Selain itu, kawasan ini juga menjadi pengatur iklim mikro, menjadi dapur produksi udara bersih dan menjadi salah satu kawasan pertanian yang memasok bahan pertanian di Sangihe.
“Serta menjadi salah satu jembatan migrasi bagi burung-burung yang terbang dari utara ke selatan atau sebaliknya, dimana berdasarkan data dari Survey Burung Indonesia tahun 2020 ada 32 jenis burung migrasi yang singgah di kawasan ini,” jelas dia.
Lebih lanjut ia menjelaskan izin pertambangan jelas menabrak sejumlah regulasi yang sudah ditetapkan sebelumnya diantaranya, tentang undang-undang Kehutanan, Konservasi Sumber Daya Alam serta surat keputusan Menteri Kehutanan.
“Tidak hanya kawasan hutan lindung Sandarumang II yang terancam oleh aktivitas pertambangan namun juga kawasan hutan lindung Mangrove,” ujarnya.

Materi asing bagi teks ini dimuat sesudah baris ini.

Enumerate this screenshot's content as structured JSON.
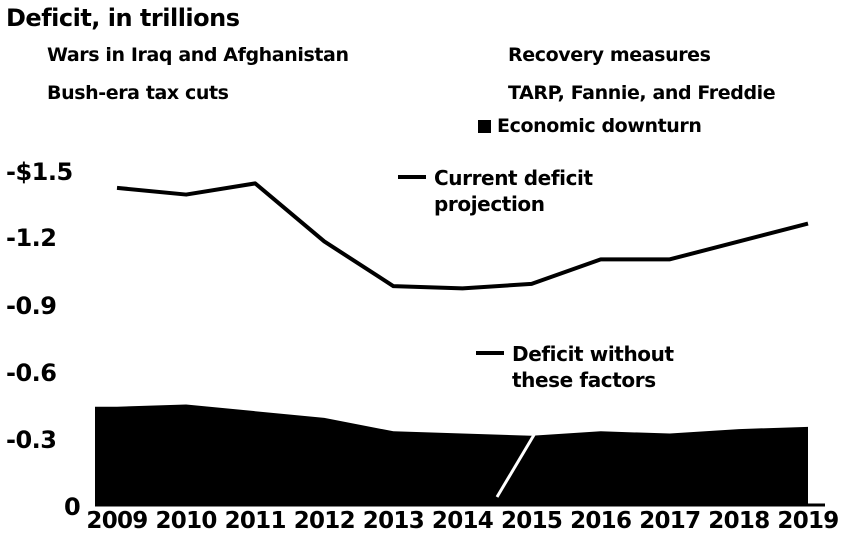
{
  "title": "Deficit, in trillions",
  "legend": [
    {
      "label": "Wars in Iraq and Afghanistan"
    },
    {
      "label": "Bush-era tax cuts"
    },
    {
      "label": "Recovery measures"
    },
    {
      "label": "TARP, Fannie, and Freddie"
    },
    {
      "label": "Economic downturn",
      "color": "#000000"
    }
  ],
  "annotations": {
    "current_line1": "Current deficit",
    "current_line2": "projection",
    "without_line1": "Deficit without",
    "without_line2": "these factors"
  },
  "chart_data": {
    "type": "line",
    "x": [
      "2009",
      "2010",
      "2011",
      "2012",
      "2013",
      "2014",
      "2015",
      "2016",
      "2017",
      "2018",
      "2019"
    ],
    "y_tick_labels": [
      "0",
      "-0.3",
      "-0.6",
      "-0.9",
      "-1.2",
      "-$1.5"
    ],
    "y_tick_values": [
      0,
      0.3,
      0.6,
      0.9,
      1.2,
      1.5
    ],
    "ylim": [
      0,
      1.5
    ],
    "series": [
      {
        "name": "Current deficit projection",
        "color": "#000000",
        "style": "line",
        "values": [
          1.42,
          1.39,
          1.44,
          1.18,
          0.98,
          0.97,
          0.99,
          1.1,
          1.1,
          1.18,
          1.26
        ]
      },
      {
        "name": "Economic downturn",
        "color": "#000000",
        "style": "area",
        "values": [
          0.44,
          0.45,
          0.42,
          0.39,
          0.33,
          0.32,
          0.31,
          0.33,
          0.32,
          0.34,
          0.35
        ]
      }
    ]
  }
}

Dia menambahkan selain akan merusak ekosistem kawasan hutan lindung, dampak akan yang akan dirasakan oleh masyarakat yakni hilangnya kawasan pertanian yang berada di kawasan tersebut sehingga akan terjadi krisis pangan dimana daerah ini menjadi pemasok pangan yang ada di Sangihe.

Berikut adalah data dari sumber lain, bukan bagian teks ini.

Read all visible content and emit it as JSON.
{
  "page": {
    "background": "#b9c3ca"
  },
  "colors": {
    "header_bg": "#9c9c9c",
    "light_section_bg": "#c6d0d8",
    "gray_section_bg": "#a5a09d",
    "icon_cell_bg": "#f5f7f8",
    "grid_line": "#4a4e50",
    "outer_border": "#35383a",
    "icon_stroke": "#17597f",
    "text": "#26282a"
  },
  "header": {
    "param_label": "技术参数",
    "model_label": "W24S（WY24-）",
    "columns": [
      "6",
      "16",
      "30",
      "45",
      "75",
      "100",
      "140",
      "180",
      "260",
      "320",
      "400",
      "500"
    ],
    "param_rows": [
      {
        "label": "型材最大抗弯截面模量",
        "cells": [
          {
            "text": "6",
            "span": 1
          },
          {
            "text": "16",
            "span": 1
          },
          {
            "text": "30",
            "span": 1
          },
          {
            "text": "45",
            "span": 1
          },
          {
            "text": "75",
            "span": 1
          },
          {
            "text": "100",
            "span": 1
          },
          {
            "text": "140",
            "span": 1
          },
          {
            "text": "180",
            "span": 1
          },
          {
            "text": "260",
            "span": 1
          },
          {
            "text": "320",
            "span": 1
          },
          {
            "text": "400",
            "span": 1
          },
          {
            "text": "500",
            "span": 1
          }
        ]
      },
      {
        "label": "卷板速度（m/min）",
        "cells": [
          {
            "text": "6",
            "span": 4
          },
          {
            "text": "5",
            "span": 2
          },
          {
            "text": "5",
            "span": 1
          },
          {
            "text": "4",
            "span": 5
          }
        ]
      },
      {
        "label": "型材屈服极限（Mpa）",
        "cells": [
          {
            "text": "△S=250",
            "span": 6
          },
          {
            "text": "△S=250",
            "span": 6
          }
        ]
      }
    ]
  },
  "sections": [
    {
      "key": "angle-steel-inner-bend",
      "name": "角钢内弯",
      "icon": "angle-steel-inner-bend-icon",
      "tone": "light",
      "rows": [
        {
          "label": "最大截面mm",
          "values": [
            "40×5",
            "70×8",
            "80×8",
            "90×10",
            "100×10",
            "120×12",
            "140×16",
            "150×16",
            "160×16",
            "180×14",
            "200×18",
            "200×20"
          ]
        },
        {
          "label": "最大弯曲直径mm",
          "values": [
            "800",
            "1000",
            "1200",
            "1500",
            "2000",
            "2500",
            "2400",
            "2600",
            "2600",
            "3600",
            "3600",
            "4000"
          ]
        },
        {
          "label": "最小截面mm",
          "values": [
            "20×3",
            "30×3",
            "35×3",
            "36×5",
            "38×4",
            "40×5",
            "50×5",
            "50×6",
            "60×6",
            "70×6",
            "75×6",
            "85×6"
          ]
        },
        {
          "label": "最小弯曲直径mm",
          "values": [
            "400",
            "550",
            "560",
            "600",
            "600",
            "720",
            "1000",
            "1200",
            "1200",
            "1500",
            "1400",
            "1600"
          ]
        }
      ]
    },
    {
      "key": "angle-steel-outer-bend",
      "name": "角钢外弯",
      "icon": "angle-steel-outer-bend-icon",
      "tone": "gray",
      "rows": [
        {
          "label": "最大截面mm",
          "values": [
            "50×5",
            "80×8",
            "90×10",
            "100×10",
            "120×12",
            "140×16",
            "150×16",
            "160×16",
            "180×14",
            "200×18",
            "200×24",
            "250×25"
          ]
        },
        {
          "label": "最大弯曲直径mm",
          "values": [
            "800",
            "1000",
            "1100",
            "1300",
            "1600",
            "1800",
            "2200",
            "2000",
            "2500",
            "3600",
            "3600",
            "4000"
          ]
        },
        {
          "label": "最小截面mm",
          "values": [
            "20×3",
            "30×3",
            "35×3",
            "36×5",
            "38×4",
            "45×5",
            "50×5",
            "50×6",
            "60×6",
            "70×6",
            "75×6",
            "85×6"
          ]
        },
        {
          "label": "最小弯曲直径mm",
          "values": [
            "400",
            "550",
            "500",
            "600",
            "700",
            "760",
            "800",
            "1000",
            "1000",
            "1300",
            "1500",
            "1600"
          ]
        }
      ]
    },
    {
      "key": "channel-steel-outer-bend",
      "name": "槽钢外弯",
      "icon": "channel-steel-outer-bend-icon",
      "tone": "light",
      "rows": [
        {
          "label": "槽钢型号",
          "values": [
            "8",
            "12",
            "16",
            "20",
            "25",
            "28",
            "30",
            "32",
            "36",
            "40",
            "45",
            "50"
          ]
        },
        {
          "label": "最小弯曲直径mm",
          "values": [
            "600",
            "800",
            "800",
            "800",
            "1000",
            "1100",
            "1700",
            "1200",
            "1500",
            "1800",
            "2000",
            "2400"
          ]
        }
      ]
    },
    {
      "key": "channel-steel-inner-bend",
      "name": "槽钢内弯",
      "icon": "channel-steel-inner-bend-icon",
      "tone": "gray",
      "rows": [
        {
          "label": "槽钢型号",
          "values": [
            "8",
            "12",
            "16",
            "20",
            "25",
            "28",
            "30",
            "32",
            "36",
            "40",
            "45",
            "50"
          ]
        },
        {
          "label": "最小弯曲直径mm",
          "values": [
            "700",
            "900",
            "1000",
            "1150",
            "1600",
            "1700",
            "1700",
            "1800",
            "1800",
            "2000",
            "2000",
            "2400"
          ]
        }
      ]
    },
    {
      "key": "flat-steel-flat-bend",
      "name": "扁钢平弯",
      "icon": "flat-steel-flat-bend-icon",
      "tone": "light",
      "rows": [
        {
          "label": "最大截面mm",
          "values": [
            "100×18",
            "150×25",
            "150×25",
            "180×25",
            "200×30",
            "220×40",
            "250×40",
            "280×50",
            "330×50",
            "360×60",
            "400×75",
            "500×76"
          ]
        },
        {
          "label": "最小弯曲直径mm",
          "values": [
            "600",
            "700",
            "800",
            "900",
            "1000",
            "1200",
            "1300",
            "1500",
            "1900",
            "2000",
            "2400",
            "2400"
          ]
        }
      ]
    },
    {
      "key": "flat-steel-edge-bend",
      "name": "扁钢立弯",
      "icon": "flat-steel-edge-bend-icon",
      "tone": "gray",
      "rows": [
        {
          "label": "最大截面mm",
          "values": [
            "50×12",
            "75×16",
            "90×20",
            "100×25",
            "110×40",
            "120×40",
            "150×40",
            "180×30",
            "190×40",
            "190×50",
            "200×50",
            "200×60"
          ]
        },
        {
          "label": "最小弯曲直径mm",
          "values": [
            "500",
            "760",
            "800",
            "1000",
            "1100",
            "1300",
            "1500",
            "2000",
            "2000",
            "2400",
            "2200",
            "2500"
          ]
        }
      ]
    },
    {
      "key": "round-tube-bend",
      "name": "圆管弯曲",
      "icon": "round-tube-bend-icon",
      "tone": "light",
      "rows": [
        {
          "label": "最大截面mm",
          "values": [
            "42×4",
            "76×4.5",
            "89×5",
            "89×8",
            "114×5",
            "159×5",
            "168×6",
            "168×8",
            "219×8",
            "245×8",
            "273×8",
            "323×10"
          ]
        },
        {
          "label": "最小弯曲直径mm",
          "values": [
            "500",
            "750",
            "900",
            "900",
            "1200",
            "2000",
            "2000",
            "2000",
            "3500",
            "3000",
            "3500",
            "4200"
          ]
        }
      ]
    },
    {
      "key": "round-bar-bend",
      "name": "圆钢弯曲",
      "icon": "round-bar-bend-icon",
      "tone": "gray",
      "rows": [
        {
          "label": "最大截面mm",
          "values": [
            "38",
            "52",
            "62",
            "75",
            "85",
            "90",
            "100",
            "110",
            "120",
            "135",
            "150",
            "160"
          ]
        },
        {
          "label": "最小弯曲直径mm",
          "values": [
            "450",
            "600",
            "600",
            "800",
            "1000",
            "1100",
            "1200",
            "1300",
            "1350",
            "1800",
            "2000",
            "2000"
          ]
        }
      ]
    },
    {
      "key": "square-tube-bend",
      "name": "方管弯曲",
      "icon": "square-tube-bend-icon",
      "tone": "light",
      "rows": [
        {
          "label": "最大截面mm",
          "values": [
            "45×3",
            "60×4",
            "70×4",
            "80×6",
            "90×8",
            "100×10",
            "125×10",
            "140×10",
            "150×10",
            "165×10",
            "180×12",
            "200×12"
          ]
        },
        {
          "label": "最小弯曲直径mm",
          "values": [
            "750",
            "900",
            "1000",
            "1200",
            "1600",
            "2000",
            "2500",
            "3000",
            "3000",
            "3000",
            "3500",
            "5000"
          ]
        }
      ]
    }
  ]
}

“Selain melakukan konservasi terhadap satwa dan hutan kegiatan Perkumpulan Sampiri juga melakukan pendekatan pendidikan pertanian organik sebagai upaya mengurangi tekanan perambahan terhadap kawasan hutan sehingga kegiatan ini masif dilakukan di daerah yang masuk dalam kawasan hutan lindung,” ungkapnya.